Il ministro Maria Elena Boschi, riferisce il Corriere della Sera,

ospite venerdì 19 settembre 2014 alla Festa dell’Unità di Zagarolo (Roma), viene invitata ad assaggiare le pietanze, dalla pasta e ceci a quella con salsiccia e funghi, ma soprattutto il “tordo matto”, piatto locale a base di carne equina. Il ministro si rammarica, “a Roma si fa fatica a trovare il cavallo”, suscitando la reazione dell’Ente nazionale protezione animali.

Secondo l’Enpa, il ministro non ha mostrato “nessun rispetto” per chi “vorrebbe vedere la fine della macellazione dei cavalli, considerandoli per quello che sono, e cioè animali da compagnia”. L’ente accusa: “Persa una straordinaria occasione per tacere, tanta insensibilità la dice lunga sulla sconnessione tra chi ci governa e i cittadini così infelicemente amministrati”.

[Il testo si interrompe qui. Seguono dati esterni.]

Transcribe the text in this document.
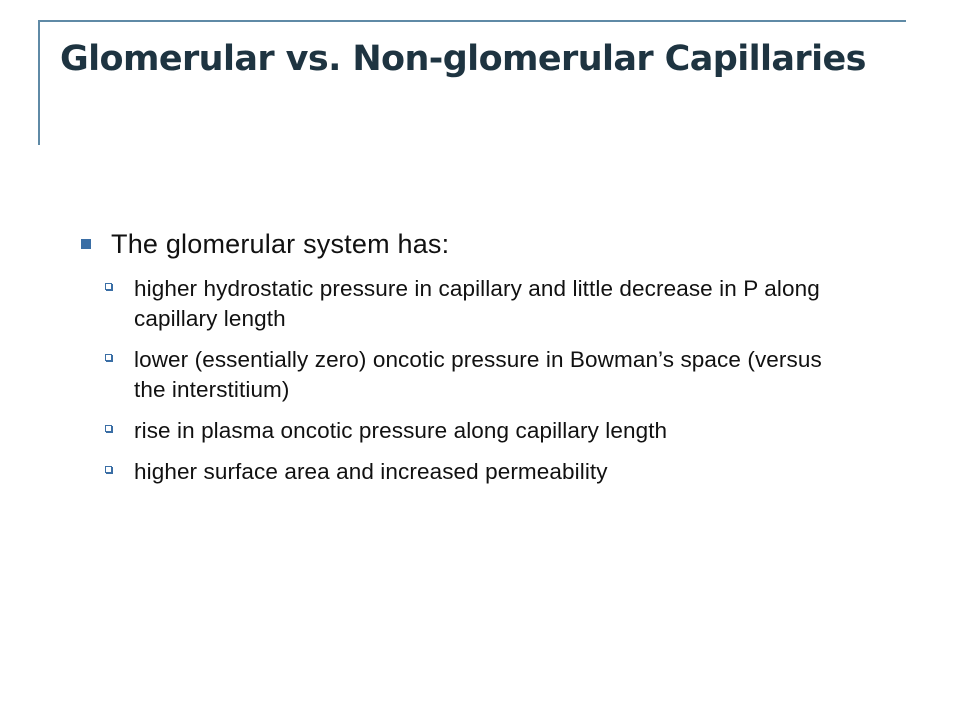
Glomerular vs. Non-glomerular Capillaries
The glomerular system has:
higher hydrostatic pressure in capillary and little decrease in P along capillary length
lower (essentially zero) oncotic pressure in Bowman’s space (versus the interstitium)
rise in plasma oncotic pressure along capillary length
higher surface area and increased permeability
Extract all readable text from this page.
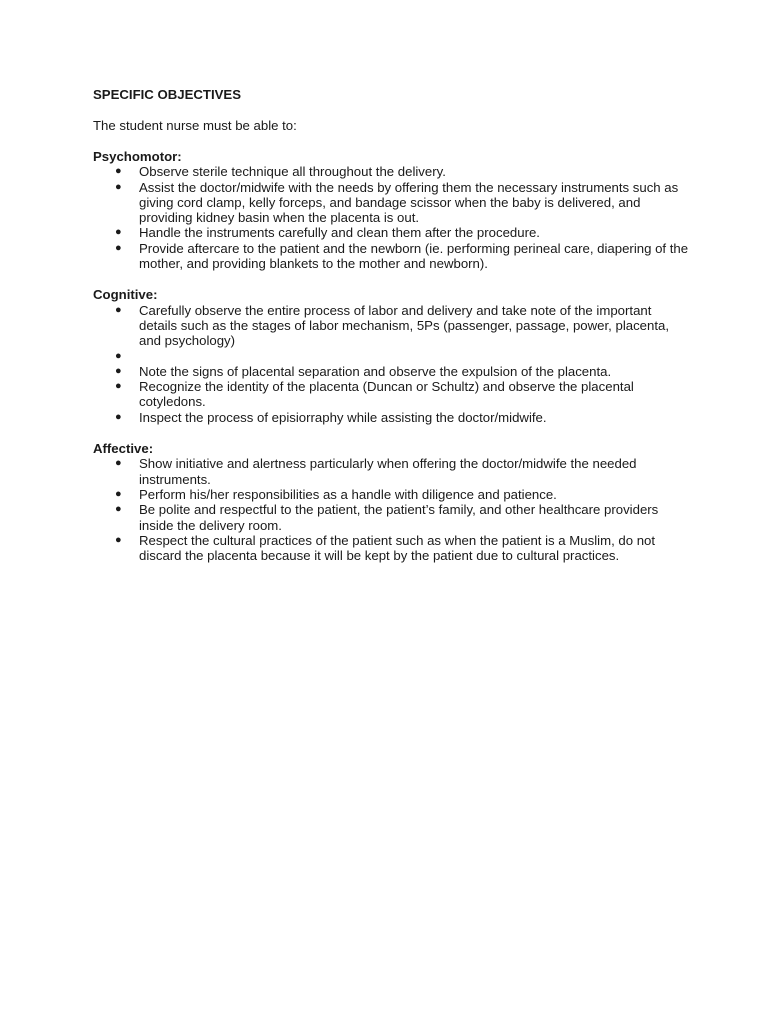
SPECIFIC OBJECTIVES

The student nurse must be able to:

Psychomotor:

● Observe sterile technique all throughout the delivery.
● Assist the doctor/midwife with the needs by offering them the necessary instruments such as giving cord clamp, kelly forceps, and bandage scissor when the baby is delivered, and providing kidney basin when the placenta is out.
● Handle the instruments carefully and clean them after the procedure.
● Provide aftercare to the patient and the newborn (ie. performing perineal care, diapering of the mother, and providing blankets to the mother and newborn).

Cognitive:

● Carefully observe the entire process of labor and delivery and take note of the important details such as the stages of labor mechanism, 5Ps (passenger, passage, power, placenta, and psychology)
●
● Note the signs of placental separation and observe the expulsion of the placenta.
● Recognize the identity of the placenta (Duncan or Schultz) and observe the placental cotyledons.
● Inspect the process of episiorraphy while assisting the doctor/midwife.

Affective:

● Show initiative and alertness particularly when offering the doctor/midwife the needed instruments.
● Perform his/her responsibilities as a handle with diligence and patience.
● Be polite and respectful to the patient, the patient’s family, and other healthcare providers inside the delivery room.
● Respect the cultural practices of the patient such as when the patient is a Muslim, do not discard the placenta because it will be kept by the patient due to cultural practices.
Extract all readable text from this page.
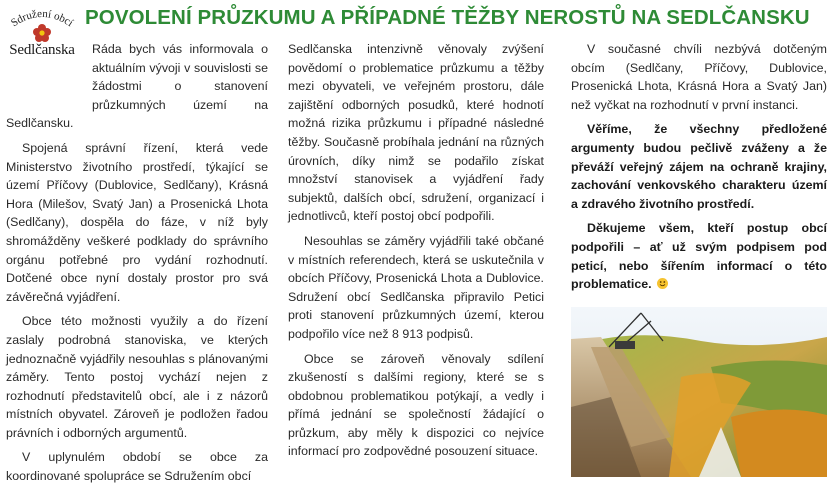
Sdružení obcí
Sedlčanska
POVOLENÍ PRŮZKUMU A PŘÍPADNÉ TĚŽBY NEROSTŮ NA SEDLČANSKU

Ráda bych vás informovala o aktuálním vývoji v souvislosti se žádostmi o stanovení průzkumných území na Sedlčansku.

Spojená správní řízení, která vede Ministerstvo životního prostředí, týkající se území Příčovy (Dublovice, Sedlčany), Krásná Hora (Milešov, Svatý Jan) a Prosenická Lhota (Sedlčany), dospěla do fáze, v níž byly shromážděny veškeré podklady do správního orgánu potřebné pro vydání rozhodnutí. Dotčené obce nyní dostaly prostor pro svá závěrečná vyjádření.

Obce této možnosti využily a do řízení zaslaly podrobná stanoviska, ve kterých jednoznačně vyjádřily nesouhlas s plánovanými záměry. Tento postoj vychází nejen z rozhodnutí představitelů obcí, ale i z názorů místních obyvatel. Zároveň je podložen řadou právních i odborných argumentů.

V uplynulém období se obce za koordinované spolupráce se Sdružením obcí

Sedlčanska intenzivně věnovaly zvýšení povědomí o problematice průzkumu a těžby mezi obyvateli, ve veřejném prostoru, dále zajištění odborných posudků, které hodnotí možná rizika průzkumu i případné následné těžby. Současně probíhala jednání na různých úrovních, díky nimž se podařilo získat množství stanovisek a vyjádření řady subjektů, dalších obcí, sdružení, organizací i jednotlivců, kteří postoj obcí podpořili.

Nesouhlas se záměry vyjádřili také občané v místních referendech, která se uskutečnila v obcích Příčovy, Prosenická Lhota a Dublovice. Sdružení obcí Sedlčanska připravilo Petici proti stanovení průzkumných území, kterou podpořilo více než 8 913 podpisů.

Obce se zároveň věnovaly sdílení zkušeností s dalšími regiony, které se s obdobnou problematikou potýkají, a vedly i přímá jednání se společností žádající o průzkum, aby měly k dispozici co nejvíce informací pro zodpovědné posouzení situace.

V současné chvíli nezbývá dotčeným obcím (Sedlčany, Příčovy, Dublovice, Prosenická Lhota, Krásná Hora a Svatý Jan) než vyčkat na rozhodnutí v první instanci.

Věříme, že všechny předložené argumenty budou pečlivě zváženy a že převáží veřejný zájem na ochraně krajiny, zachování venkovského charakteru území a zdravého životního prostředí.

Děkujeme všem, kteří postup obcí podpořili – ať už svým podpisem pod peticí, nebo šířením informací o této problematice.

Una protesta condivisa anche dalla deputata animalista di Forza Italia Michela Vittoria Brambilla, che ricorda la sua proposta di legge. L’ex ministro si sta battendo perché gli equidi diventino «animali d’affezione». Ciò comporterebbe, sostiene Brambilla “il divieto di macellazione, di importazione ed esportazione a fini alimentari, il divieto di vendita e consumo della carne, oltre che di utilizzazione di questi animali in spettacoli o manifestazioni pericolose o degradanti, una garanzia di controllo attraverso una nuova anagrafe equina”.

Sulla prima pagina del Giornale, Valeria Braghieri chiosa:

Dalle pagine di Vanity Fair cercava un fidanzato, e ci poteva anche stare. Avevamo perfino solidarizzato con lei e la sua voglia di «far casetta», comune a tutte noi donne (secondo il più maschilista dei maschi), imprescindibile, a maggior ragione, per una trentenne rampante che ha deciso di divorarsi la vita e di prendersi tutto. Poi l’abbiamo seguita (la seguiamo ancora da mesi, a dire il vero…) nell’affannosa ricerca della Riforma del Senato. Cosa che le spetta per carica, per impegno nei confronti degli italiani e per missione personale («Noi non dobbiamo essere simpatici, dobbiamo essere quelli che cambiano il Paese»). Ma quando ieri, in visita a Zagarolo (luogo dalla memoria e dai trascorsi di per sé scivolosi, ve lo ricordate un tal Stefano Ricucci, no?), assaggiando le specialità locali, il Ministro Elena Boschi si è rammaricata «di non riuscire a reperire, a Roma, carne di cavallo» (frase che le è valsa una secca risposta da parte dell’Enpa, tipo «più bel tacer non fu mai scritto»), abbiamo pensato che la responsabile delle Riforme sia forse un’ossessiva emula di Proust. E che lei, il tempo, continui a perderlo. Maria Elena da Montevarchi è la Ministra in perenne inseguimento, alla perenne ricerca di qualcosa: «Un karma pesante» direbbe la Bignardi, intesa come Daria. L’uomo, il senso e il sostentamento, ovvero: il compagno, la riforma, la carne. Di cavallo, ahinoi… Hai voglia poi a dire «chi cerca trova».